Il futuro tecnologico dell’Europa è legato a Dresda, che della Sassonia è la principale città. Siamo nella Germania dell’Est. Praga è a una manciata di chilometri, e la vicina Polonia è nelle tradizioni, nei cognomi, e nei paesaggi. Le case e i palazzi ricordano l’ex blocco sovietico.
Nell’Europa fanalino di coda a livello globale, la Germania traina il carro dell’industria dei microchip. Merito della ‘Silicon Saxony’, che conta 70 mila addetti, attrae investimenti esteri e vede nascere nuovi impianti di produzione. Oggi un chip europeo su tre è ‘Made in Germany’.
Bisogna partire da questo dato riportato dal Financial Times per raccontare la più delicata partita dell’autonomia strategica europea. Autonomia nei fatti, e non solo a parole, significa accorciare il gap che separa il Vecchio continente da Cina e Stati Uniti.
I microchip, i piccoli cervelli nanometrici che muovono l’intera industria digitale, dall’automotive all’hi-tech, sono l’oro del nuovo decennio. Complice una pandemia che ha terremotato le supply chain (le catene globali del valore) e ha inaugurato una corsa ad accaparrarsi i siti di produzione.

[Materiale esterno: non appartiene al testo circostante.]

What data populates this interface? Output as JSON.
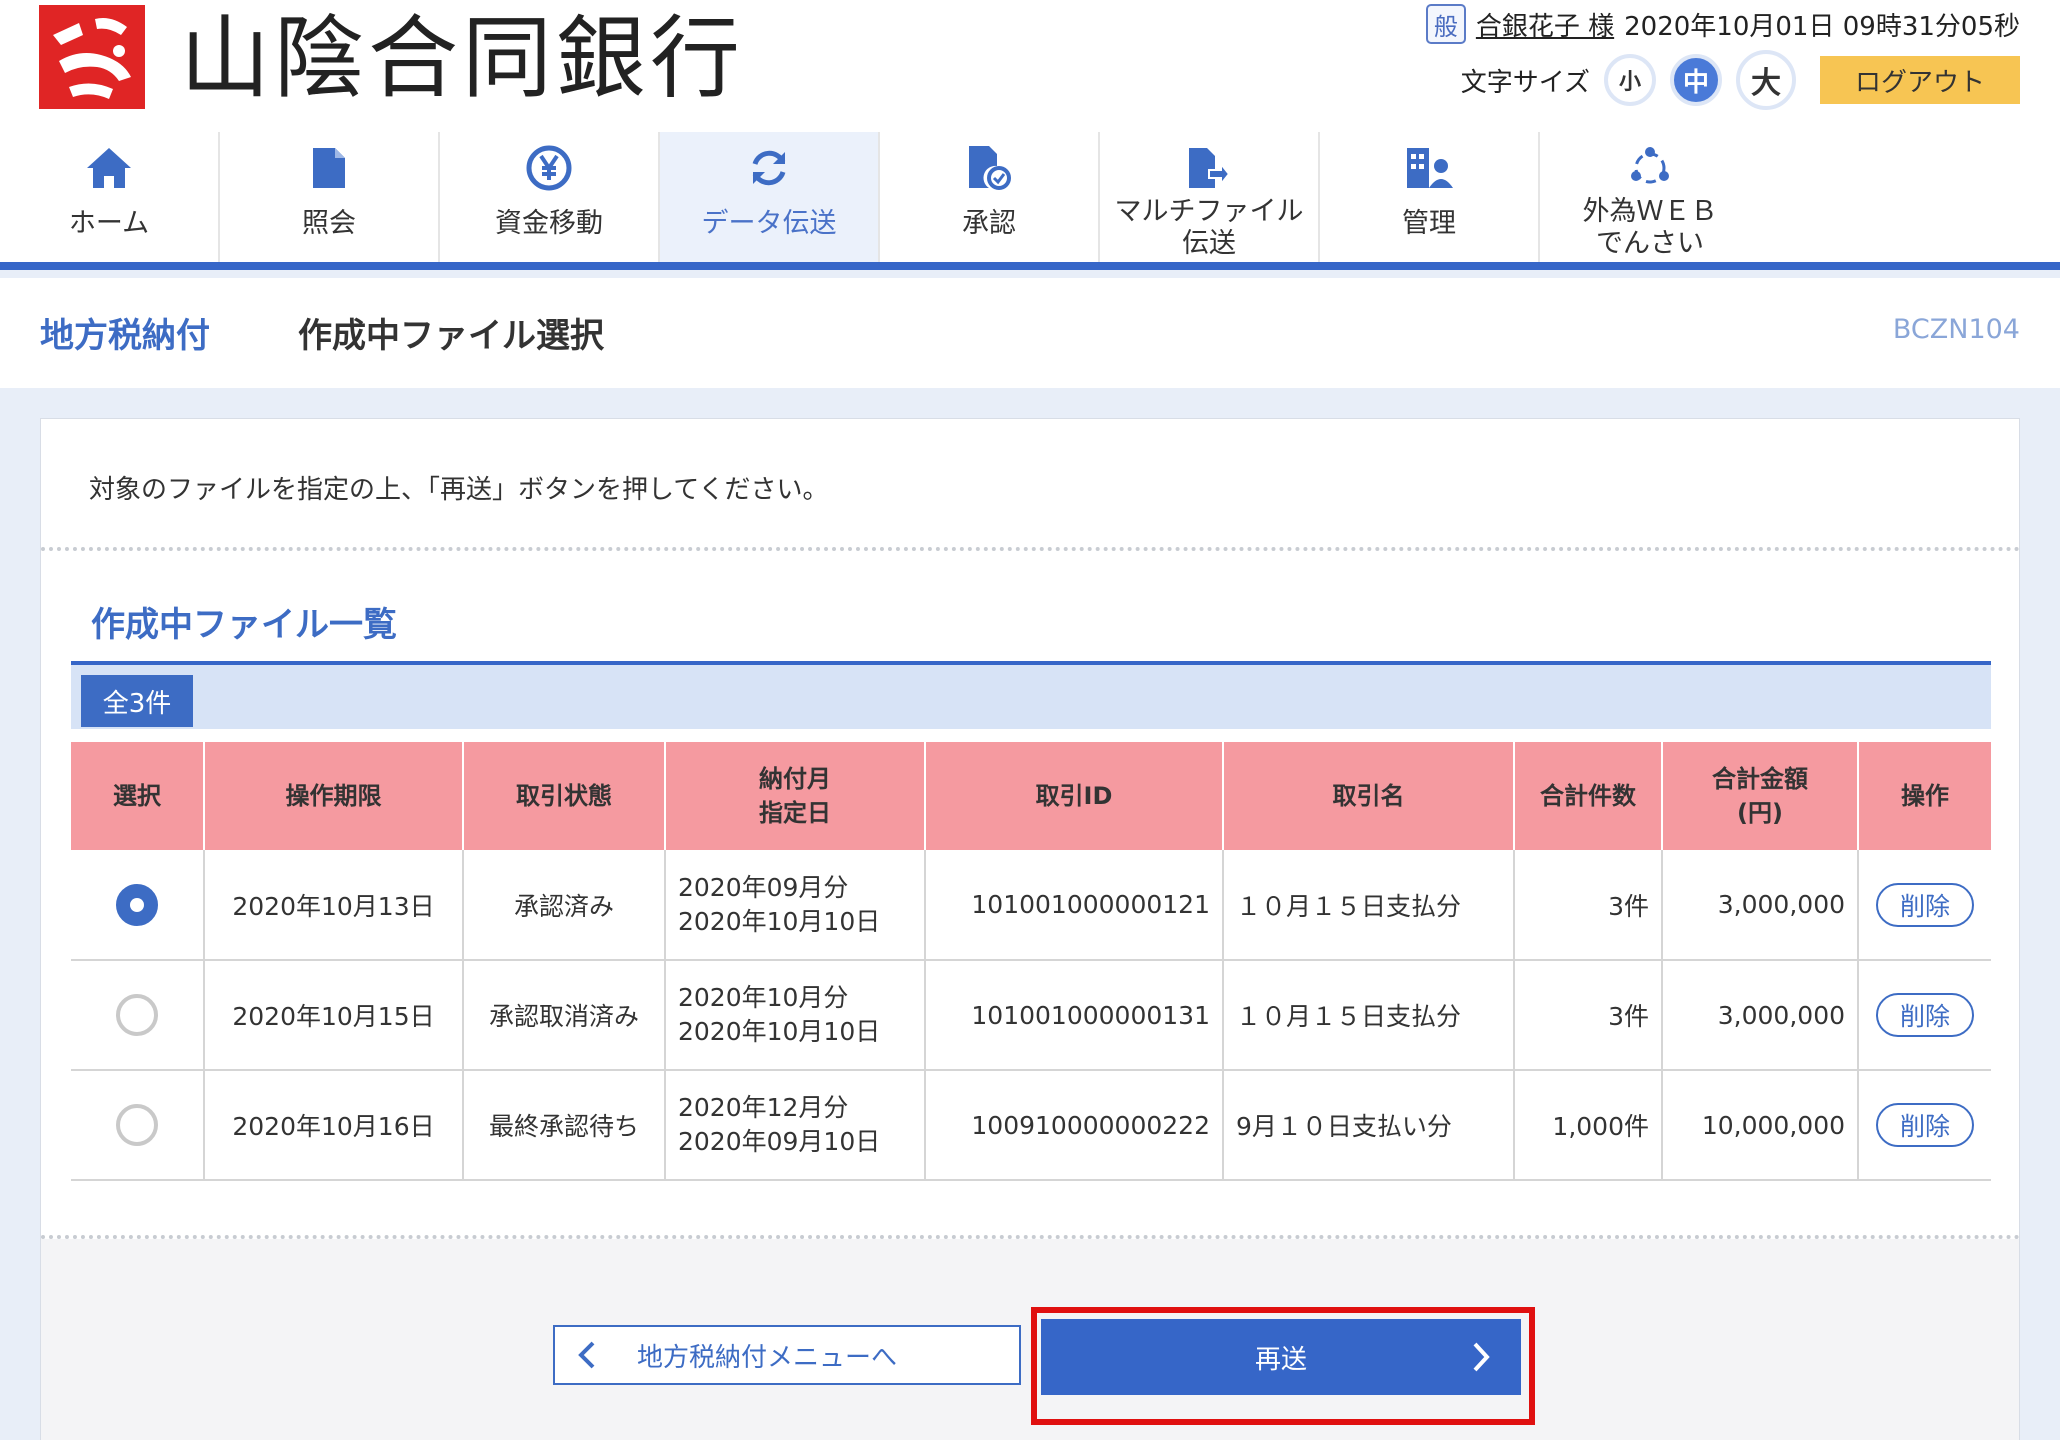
{
  "header": {
    "bank_name": "山陰合同銀行",
    "user_badge": "般",
    "user_name": "合銀花子 様",
    "datetime": "2020年10月01日 09時31分05秒",
    "font_size_label": "文字サイズ",
    "font_small": "小",
    "font_medium": "中",
    "font_large": "大",
    "logout": "ログアウト"
  },
  "nav": [
    {
      "label": "ホーム",
      "icon": "home-icon"
    },
    {
      "label": "照会",
      "icon": "document-icon"
    },
    {
      "label": "資金移動",
      "icon": "yen-transfer-icon"
    },
    {
      "label": "データ伝送",
      "icon": "refresh-icon",
      "active": true
    },
    {
      "label": "承認",
      "icon": "approve-document-icon"
    },
    {
      "label_line1": "マルチファイル",
      "label_line2": "伝送",
      "icon": "file-send-icon"
    },
    {
      "label": "管理",
      "icon": "admin-icon"
    },
    {
      "label_line1": "外為ＷＥＢ",
      "label_line2": "でんさい",
      "icon": "network-icon"
    }
  ],
  "titlebar": {
    "breadcrumb": "地方税納付",
    "title": "作成中ファイル選択",
    "screen_id": "BCZN104"
  },
  "instruction": "対象のファイルを指定の上、「再送」ボタンを押してください。",
  "section": {
    "title": "作成中ファイル一覧",
    "count": "全3件"
  },
  "table": {
    "headers": {
      "select": "選択",
      "deadline": "操作期限",
      "status": "取引状態",
      "pay_month_1": "納付月",
      "pay_month_2": "指定日",
      "txn_id": "取引ID",
      "txn_name": "取引名",
      "total_count": "合計件数",
      "total_amount_1": "合計金額",
      "total_amount_2": "(円)",
      "action": "操作"
    },
    "rows": [
      {
        "selected": true,
        "deadline": "2020年10月13日",
        "status": "承認済み",
        "pay_month": "2020年09月分",
        "designated_date": "2020年10月10日",
        "txn_id": "101001000000121",
        "txn_name": "１０月１５日支払分",
        "total_count": "3件",
        "total_amount": "3,000,000",
        "action": "削除"
      },
      {
        "selected": false,
        "deadline": "2020年10月15日",
        "status": "承認取消済み",
        "pay_month": "2020年10月分",
        "designated_date": "2020年10月10日",
        "txn_id": "101001000000131",
        "txn_name": "１０月１５日支払分",
        "total_count": "3件",
        "total_amount": "3,000,000",
        "action": "削除"
      },
      {
        "selected": false,
        "deadline": "2020年10月16日",
        "status": "最終承認待ち",
        "pay_month": "2020年12月分",
        "designated_date": "2020年09月10日",
        "txn_id": "100910000000222",
        "txn_name": "9月１０日支払い分",
        "total_count": "1,000件",
        "total_amount": "10,000,000",
        "action": "削除"
      }
    ]
  },
  "buttons": {
    "back": "地方税納付メニューへ",
    "resend": "再送"
  },
  "colors": {
    "primary": "#3666c8",
    "header_row": "#f59aa0",
    "logout": "#f7c553",
    "highlight": "#e01010",
    "logo": "#e02525"
  }
}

Su questo terreno l’Europa resta fanalino di coda. Oggi produce il 10% dei microchip globali, vuole arrivare al 20% entro il 2030. Tra il dire e il fare ci sono tuttavia tante variabili. Per produrre i chip servono investimenti di scala. Lo ha capito la Commissione Ue, che infatti ora punta tutto su Berlino per recuperare il ritardo con Pechino e Washington nella produzione di microchip.
Intanto è iniziata la processione dei grandi player globali, assegni alla mano, per aprire siti di produzione di chip in Germania. Sono queste le intenzioni di Intel, il colosso statunitense corteggiato da Francia e Italia che alla fine sembra aver deciso: il maxi-impianto da 10 miliardi di dollari l’anno nascerà con ogni probabilità a Dresda. La Silicon Saxony, appunto. In fila c’è anche Tsmc, il più grande produttore al mondo con sede a Taiwan, che secondo alcune indiscrezioni vuole aprire un centro di produzione in Germania.
Tanti altri hanno fatto la stessa scelta anni fa. Oltre alla tedesca Infineon, che ha due impianti di produzione di wafer in silicio da 200 e 300 millimetri, a Dresda c’è la californiana Global Foundries, terza fonderia di semiconduttori al mondo.
Ovviamente c’è chip e chip. Nella sfida strategica con la Cina, sono i più piccoli, sotto i 10 nanometri, a fare la differenza. Qui, spiega un recente rapporto Kearney (commissionato da Intel), l’Europa arranca.